Von Steinen und Händen, Maaseiern und dem Wert unnützer Geschenke

An Orten, an denen ich vergeblich wartend auf jemanden zu treffen hoffte, lege ich an markanter Stelle einen kleinen Stein ab, bevor ich gehe.  

Maaseier sind runde dunkle Kiesel aus Flintstein, manche haben hübsche Muster. Einen trage ich in meiner Jacke spazieren, lasse ich ihn gelegentlich durch die Hand gleiten. 

Ein Schmeichelstein hat ein weich anmutendes Außen mit glatter Oberfläche. Die macht es der Hand leicht, sich ihm anzupassen. Das schmeichelt der Hand. Du bist die Hand, dem Stein wird warm. Es ist immer die Schmeichelhand, die schmeichelt, nicht der Stein. Handzahm ist kein Wort für Steine.

 Manche Hände brauchen Steine. Wir sind für einander geschaffen, bedeuten sie dem Stein. Der bleibt stumm, ganz Stein, und macht sich schwer. Das ist nun mal seine Natur. Die Hände wissen das immer zu ihrem Vorteil auszulegen und schließen den Stein ein. Flatterhaft, wie sie nun einmal sind, nicht für lang, dann fingern sie auf und davon.

Zunächst ist die Vorstellung, selbst ein Schmeichelstein zu sein, reizvoll. Wärme strömt ins Innere und das Außen glänzt polierte Glätte. Man wird gestreichelt, ohne dass sich die Form ändert, es wird auch nicht erwartet. Und da schlägt ’t haart van steen ins Wesentliche, das steinkalte.

Stein auf Stein, Stein, bleib Stein!

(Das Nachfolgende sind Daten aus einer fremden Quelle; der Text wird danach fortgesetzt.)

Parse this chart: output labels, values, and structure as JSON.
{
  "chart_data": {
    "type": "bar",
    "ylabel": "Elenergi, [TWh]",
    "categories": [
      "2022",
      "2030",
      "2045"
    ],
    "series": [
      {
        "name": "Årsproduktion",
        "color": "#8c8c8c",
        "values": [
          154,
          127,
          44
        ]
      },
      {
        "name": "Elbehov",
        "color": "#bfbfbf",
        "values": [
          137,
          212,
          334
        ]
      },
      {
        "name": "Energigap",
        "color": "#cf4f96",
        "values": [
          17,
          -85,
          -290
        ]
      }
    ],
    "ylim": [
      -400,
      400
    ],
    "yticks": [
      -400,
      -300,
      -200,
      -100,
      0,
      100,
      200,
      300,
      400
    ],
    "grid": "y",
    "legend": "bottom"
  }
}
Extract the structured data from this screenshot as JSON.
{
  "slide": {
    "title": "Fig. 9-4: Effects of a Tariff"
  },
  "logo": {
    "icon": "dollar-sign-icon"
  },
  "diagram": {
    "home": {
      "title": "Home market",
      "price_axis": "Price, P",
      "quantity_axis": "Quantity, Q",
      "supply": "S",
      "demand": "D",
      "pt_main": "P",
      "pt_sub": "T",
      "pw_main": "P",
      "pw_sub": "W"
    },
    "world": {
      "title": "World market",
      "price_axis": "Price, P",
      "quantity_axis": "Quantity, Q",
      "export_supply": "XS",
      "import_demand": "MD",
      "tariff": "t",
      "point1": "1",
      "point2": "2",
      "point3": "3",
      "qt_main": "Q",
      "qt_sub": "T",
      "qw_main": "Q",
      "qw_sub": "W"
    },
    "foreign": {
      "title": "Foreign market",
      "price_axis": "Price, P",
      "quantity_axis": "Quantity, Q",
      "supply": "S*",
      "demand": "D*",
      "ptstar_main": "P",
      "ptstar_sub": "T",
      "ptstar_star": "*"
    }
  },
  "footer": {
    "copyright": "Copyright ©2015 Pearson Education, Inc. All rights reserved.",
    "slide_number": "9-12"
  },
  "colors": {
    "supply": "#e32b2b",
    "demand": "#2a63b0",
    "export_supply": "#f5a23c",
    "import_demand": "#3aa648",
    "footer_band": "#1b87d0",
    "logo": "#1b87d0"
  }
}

Ein passend runder, nur wegen des Umstandes beschmeichelt, dass sich da wer etwas Besonderes dabei denkt, einen Stein in seiner Hand hin und her zu bewegen. Es liegt also nur an der Form und dem Wunschdenken eines Fremden, eines Rubblers, dass man, ganz Stein, gestreichelt wird. Die zuströmende Wärme ist zufällig, als gefällige Nebensächlichkeit beiläufig entbehrt.  

Denn wenn da wer einen Schmeichelstein streichelt, meint er sich selbst. Nicht den Stein. Möchte sich fühlen, braucht dazu einen Stein, der widersteht. Etwas, das nicht in die Haut geht, das nicht anders kann als schweigen. Das einen Gedanken nimmt und mit derselben Flüchtigkeit hält wie Körperwärme. 

Nein, Schmeichelstein zu sein bringt keine Erfüllung, wenn man nicht dazu taugt. Ich kenne das und habe einen Weg herauszufinden, ob ich jemandem zu mehr nicht tauge: 

Ein kleines, flaches Maasei, dessen gelbes Muster an einen Tannenbaum erinnerte, schenkte ich einer jungen Frau an dem Tag, an dem sie mir ihren Namen verriet. Zuvor hielt ich es eine ganze Weile in der Hand, wenn ich an sie dachte. Als sie das Maasei nach einer Weile nicht mehr hatte, wusste ich mehr, als sie mir von uns hätte erzählen können. Wenn ich an das dunkle Steinchen mit dem gelben Tannenbaum denke, erinnere ich mich an schöne Stunden und den unschätzbaren Wert unnützer Geschenke.

Der kleine Stein aber liegt jetzt irgendwo, weit hinter mir.